Nascer novamente

Na próxima encarnação eu quero nascer homem novamente. E não apenas homem. Quero também nascer gordo, com abdômen imenso, negro, careca e baixinho; meio palerma, ou, melhor ainda, totalmente idiota, sem discernimento algum e de quebra com os lábios leporinos, a face enrugada e feia, bem feia. Algo realmente sinistro, tenebroso.

Ah! Já ia esquecendo. Para completar o quadro dantesco quero ser pobre e nordestino novamente. Digo até mais: nordestino de Campina Grande-PB. Assim iria para o Rio de Janeiro ou São Paulo, já na adolescência, para morar em uma favela e ser um bandido temido mais pela feiúra do que pela devassidão e maldades que seria capaz de urdir e executar. Seria considerado um herói, talvez um bom facínora.

SOBRE MINHA ATUAL ENCARNAÇÃO:

Nasci no Bairro do Tambor, em Campina Grande-PB, no dia 28 de março de 1949, embora esse nascimento só tenha sido registrado no dia 13 de abril daquele ano. Minha mãe assim falou e não há por que não acreditar. Era um dia de Segunda-Feira, fim de tarde, escuro com prenúncio de chuva torrencial.

Devido a minha resistência em não querer sair do conforto onde me encontrava, fórceps foram utilizados com tanta brutalidade que por pouco não tive o bulbo raquiano esmagado, mas meu crânio ficou deformado na parte posterior.

No aconchego do útero de minha mãe, envolto pelo líquido amniótico, tépido, recebia afagos externos de mãos generosas. Não precisava abrir os olhos para enxergar, não sentia: fome, sede, calor e tampouco frio.

Sede, fome, calor, dor, desconforto de uma forma geral, não faziam parte de minha existência. Não me preocupava com absolutamente nada. O preço do feijão, arroz, pão, leite, ou da gasolina? Isso não me interessava.

Sentia-me de fato protegido e nada poderia temer, pois meu ego não se formara, ainda, para me alertar dos perigos que em breve eu enfrentaria no mundo cão exterior que me induziria ao mal.

Chegou o momento! O ranger de dentes de minha mãe se confundiria com meus espasmos provocados pela pressão do instrumento cirúrgico utilizado para me arrancar à força de meu casulo. Recalcitrante, não chorei, não gritei.

Reagi o quanto pude... na cérvice pus-me atravessado numa tentativa inútil de permanecer na quietude da almejada paz. De nada adiantaram meus esforços. Resignado, esperei as mãos gigantes que me puxavam com um misto de estalidos de metais sinistros.

Finalmente nasci! Luzes fortes me ofuscavam. Barulhos. Risos. Choros. Frio. Medo. Dor. Tudo isso me incomodava. A palmada forte marcou de forma cruel minha sina. Ainda hoje tenho nas nádegas uma marca negra dessa sevícia que eu não queria.

Se eu pudesse, naquela ocasião, teria mordido o meu agressor.

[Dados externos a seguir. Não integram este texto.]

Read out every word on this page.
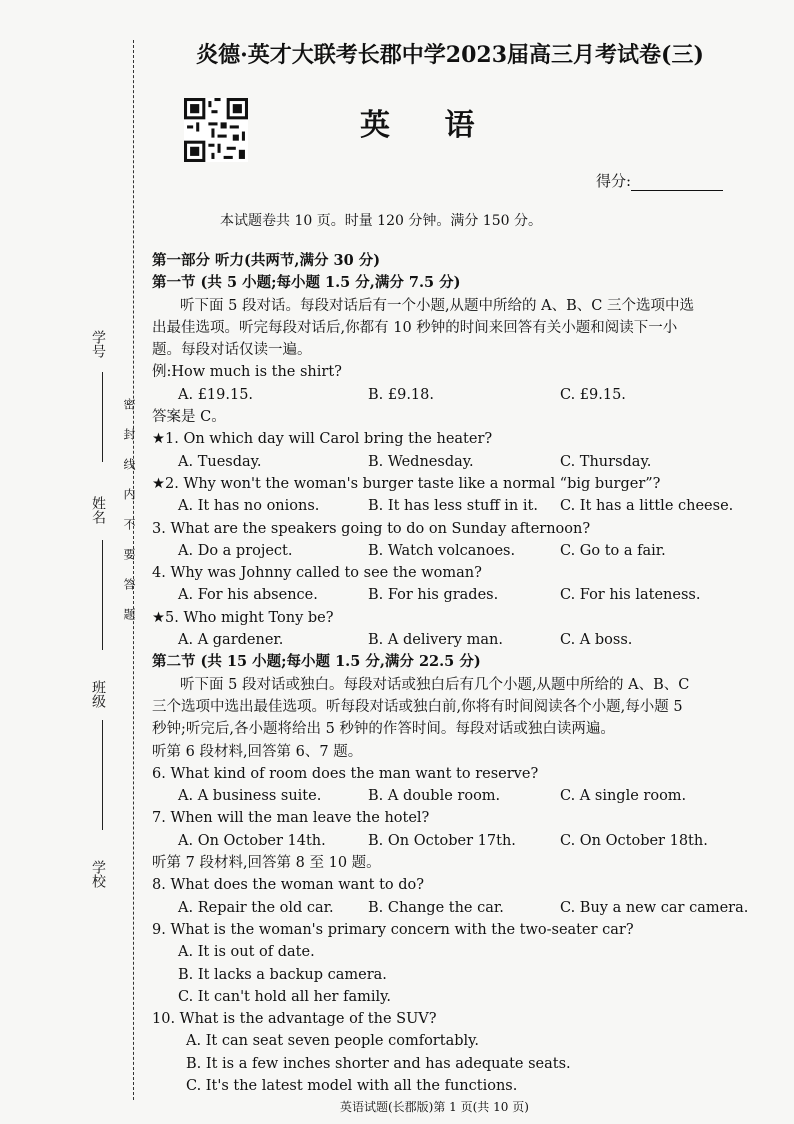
炎德·英才大联考长郡中学2023届高三月考试卷(三)
英 语
得分:
本试题卷共 10 页。时量 120 分钟。满分 150 分。
学号
姓名
班级
学校
密封线内不要答题
第一部分 听力(共两节,满分 30 分)
第一节 (共 5 小题;每小题 1.5 分,满分 7.5 分)
听下面 5 段对话。每段对话后有一个小题,从题中所给的 A、B、C 三个选项中选
出最佳选项。听完每段对话后,你都有 10 秒钟的时间来回答有关小题和阅读下一小
题。每段对话仅读一遍。
例:How much is the shirt?
A. £19.15.	B. £9.18.	C. £9.15.
答案是 C。
★1. On which day will Carol bring the heater?
A. Tuesday.	B. Wednesday.	C. Thursday.
★2. Why won't the woman's burger taste like a normal “big burger”?
A. It has no onions.	B. It has less stuff in it. C. It has a little cheese.
3. What are the speakers going to do on Sunday afternoon?
A. Do a project.	B. Watch volcanoes.	C. Go to a fair.
4. Why was Johnny called to see the woman?
A. For his absence.	B. For his grades.	C. For his lateness.
★5. Who might Tony be?
A. A gardener.	B. A delivery man.	C. A boss.
第二节 (共 15 小题;每小题 1.5 分,满分 22.5 分)
听下面 5 段对话或独白。每段对话或独白后有几个小题,从题中所给的 A、B、C
三个选项中选出最佳选项。听每段对话或独白前,你将有时间阅读各个小题,每小题 5
秒钟;听完后,各小题将给出 5 秒钟的作答时间。每段对话或独白读两遍。
听第 6 段材料,回答第 6、7 题。
6. What kind of room does the man want to reserve?
A. A business suite.	B. A double room.	C. A single room.
7. When will the man leave the hotel?
A. On October 14th.	B. On October 17th.	C. On October 18th.
听第 7 段材料,回答第 8 至 10 题。
8. What does the woman want to do?
A. Repair the old car. B. Change the car.	C. Buy a new car camera.
9. What is the woman's primary concern with the two-seater car?
A. It is out of date.
B. It lacks a backup camera.
C. It can't hold all her family.
10. What is the advantage of the SUV?
A. It can seat seven people comfortably.
B. It is a few inches shorter and has adequate seats.
C. It's the latest model with all the functions.
英语试题(长郡版)第 1 页(共 10 页)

Faria o imbecil sentir o que eu estava sentindo e mostraria a ele que não precisava bater tão forte para eu gritar e dizer: “estou vivo!”.

Ante a minha fraqueza, diante da brutalidade sofrida, já compreendendo que a cada ação corresponde uma ação igual e contrária... optei por uma vingança inocente e pueril: dejetei todas as impurezas acumuladas ao longo dos nove meses de felicidade na face do meliante - que se formara médico obstetra, mas era um ignorante - e me agredira com a desculpa de que eu precisava fortalecer os pulmões pelo choro.

Para o agressor minha dejeção foi involuntária, mas para mim foi uma doce vingança pelo modo brutal como fui tratado. Tantas vezes eu reencarne farei isso de forma cada vez mais lúdica, acintosa. Bem sei que sob o manto protecionista das leis brasileiras, no caso concreto, serei sempre inimputável.

Essa inimputabilidade acontecerá se eu nascer: gordo, com abdômen imenso, negro, careca e baixinho; meio palerma, ou, melhor ainda, totalmente idiota, sem discernimento algum e de quebra com os lábios leporinos, a face enrugada e feio, bem feio. Algo realmente sinistro, tenebroso. Nascer com essa aparência e no Brasil já não seria uma boa, justa e merecida provação divina?